On 17 March 1791, he was elected physician to the smallpox and inoculation hospitals at St. Pancras, in succession to Edward Archer. He published the first volume of a projected two-part history of inoculation (variolation) in 1796. However, he became particularly interested in Edward Jenner's introduction of what was soon to be known as smallpox vaccine, which used material obtained from cases of cowpox. He was one of the first to try the new method, but his results differed substantially from Jenner's, and there was disagreement about the effects of the new procedure. It was suspected at the time that Woodville's vaccine had become contaminated with material from his smallpox patients, a conclusion supported by detailed analysis of the evidence.

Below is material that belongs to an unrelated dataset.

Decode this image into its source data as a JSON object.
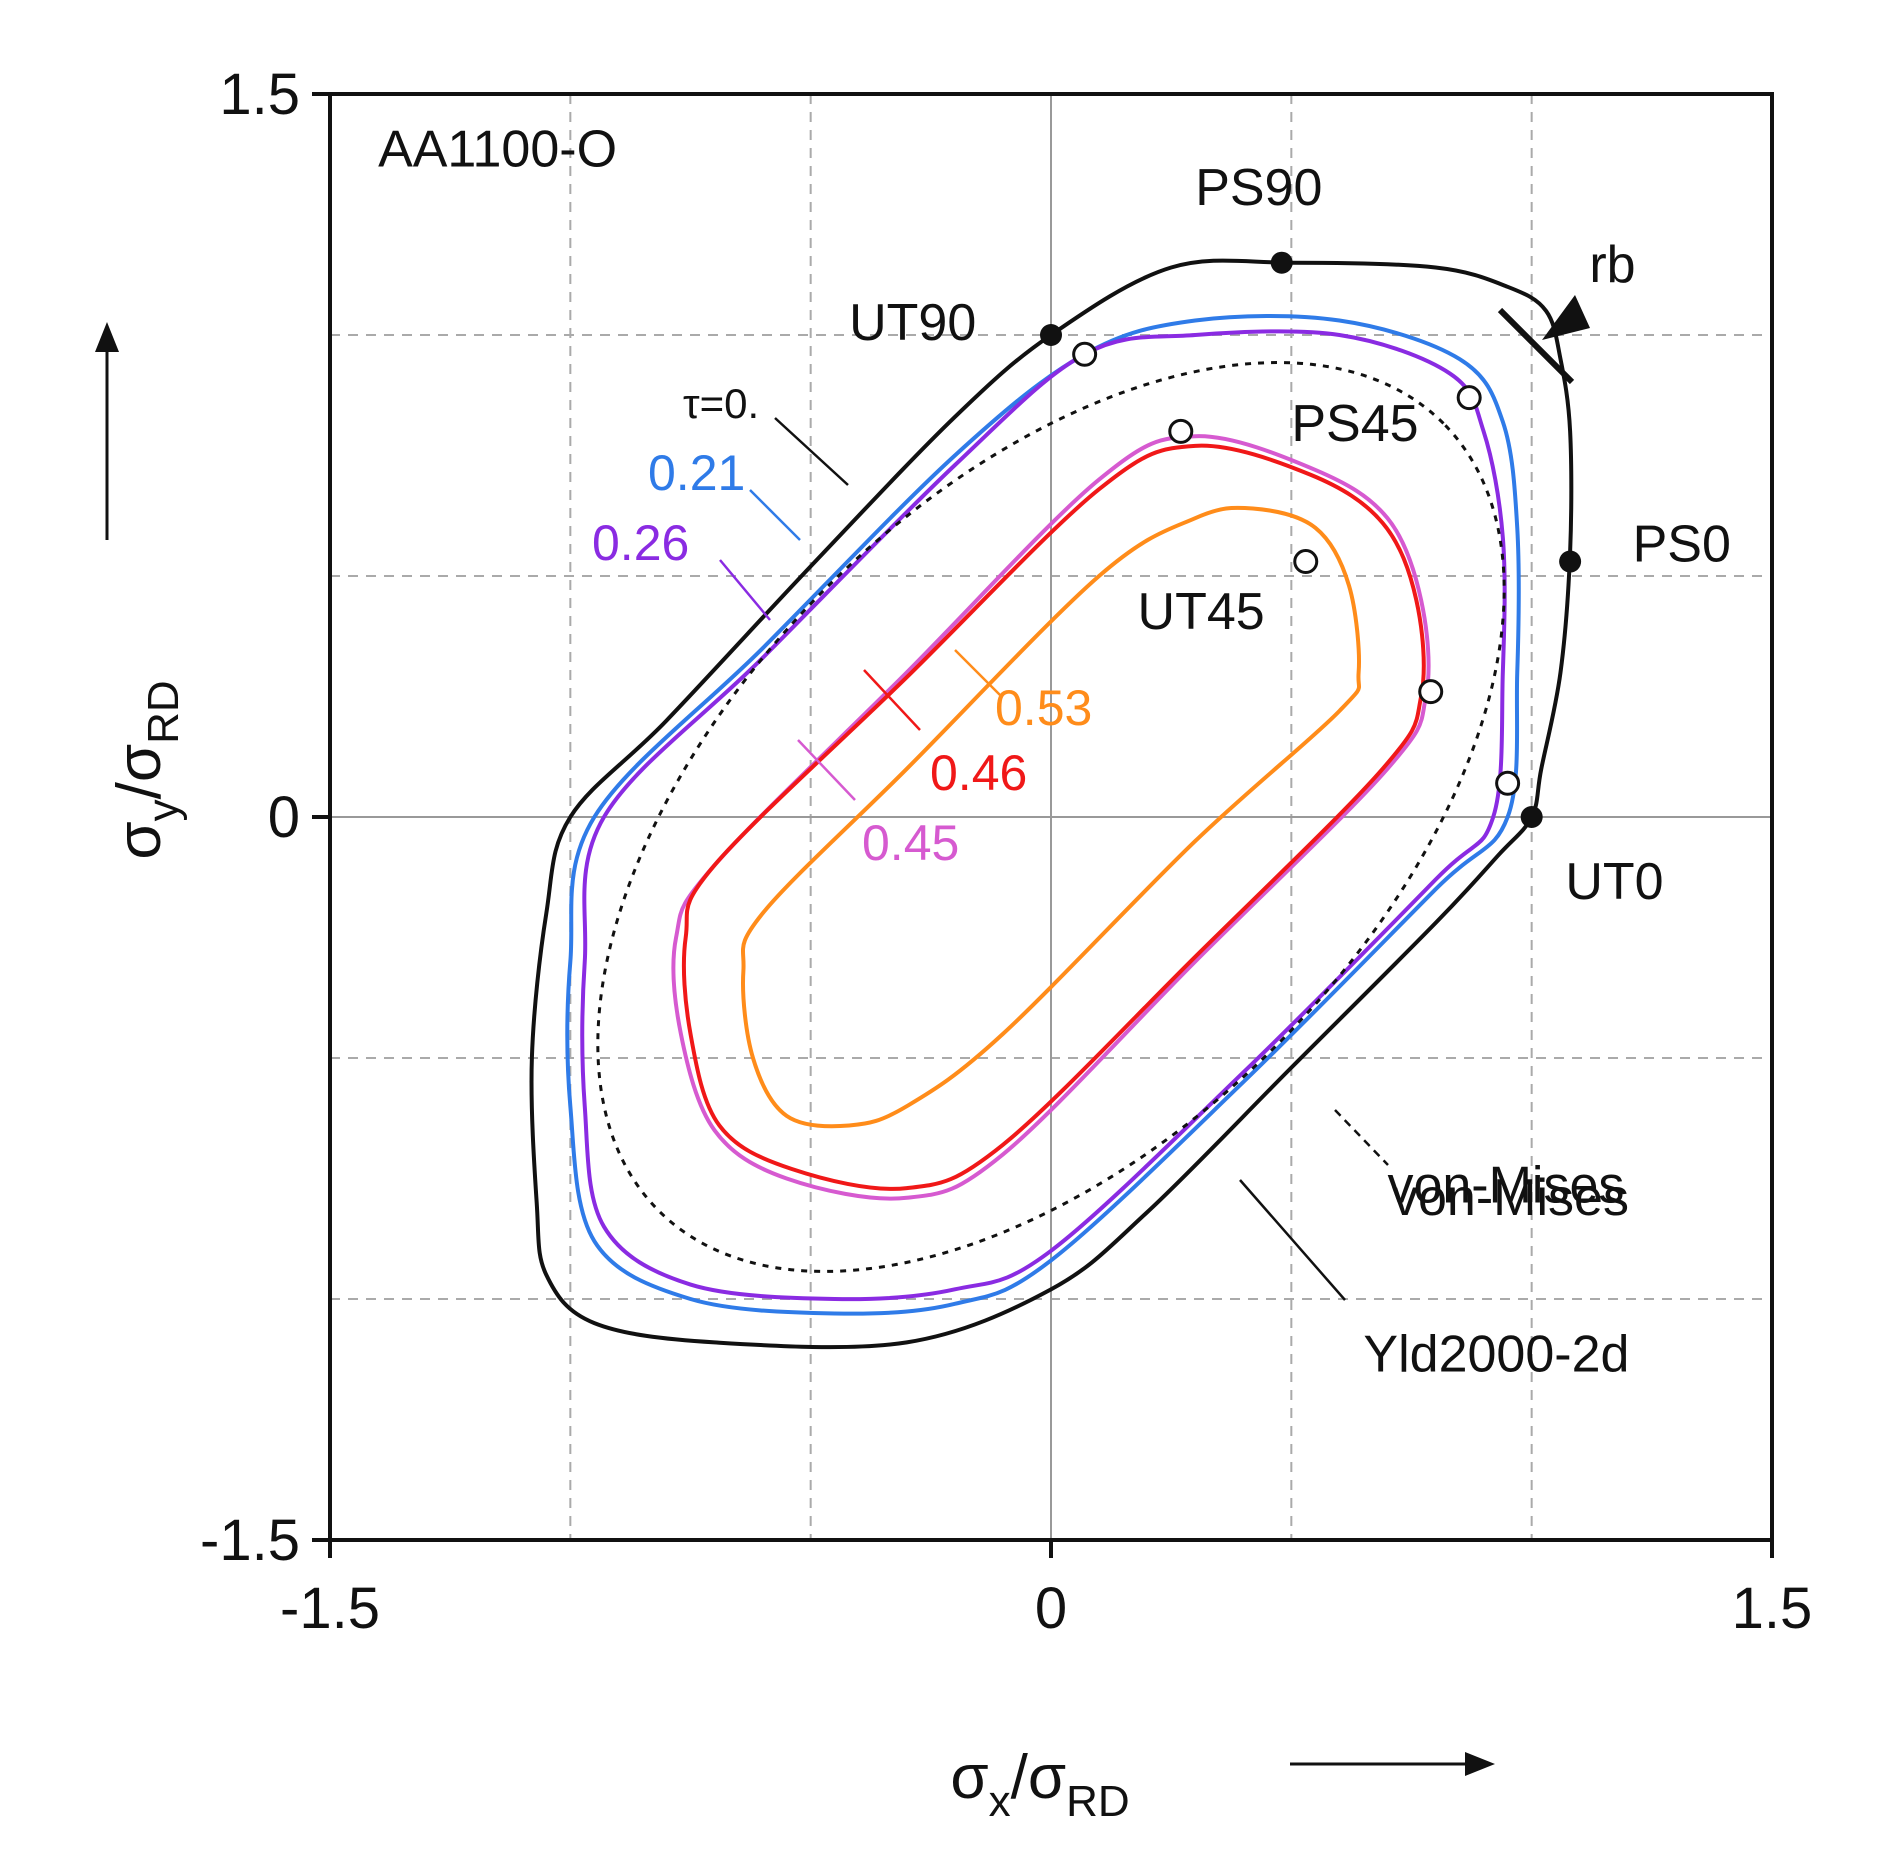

He had a strong taste for botany, and was elected a fellow of the Linnean Society in 179. He appropriated two acres of ground at King's Cross belonging to the hospital as a botanical garden, which he maintained at his own expense. He wrote an important study of medical botany.

Woodville lived in Ely Place, Holborn. He died at the smallpox hospital on 26 March 1805, and was buried in the Friends' burial-ground, Bunhill Fields, on 4 April. His portrait, by Lemuel Abbott, was presented to the smallpox hospital. It was engraved by William Bond.

==Writings==
- Medical Botany, 1790, vol 2, 1792, vol 3, 1793, Supp 1794. Second edition 1810, 3rd edition 1832.
- History of the Inoculation of the Smallpox in Great Britain, 1796.
- Reports of a Series of Inoculations for the Variolæ Vaccinæ or Cow-pox; with Remarks and Observations on this Disease considered as a Substitute for the Smallpox, 1799
- Observations on the Cow Pox, 1800
- A Comparative Statement of Facts and Observations relative to the Cow-pox, published by Doctors Jenner and Woodville, 1800.

He contributed to Rees's Cyclopædia a number of botanical articles, but the topics are not known.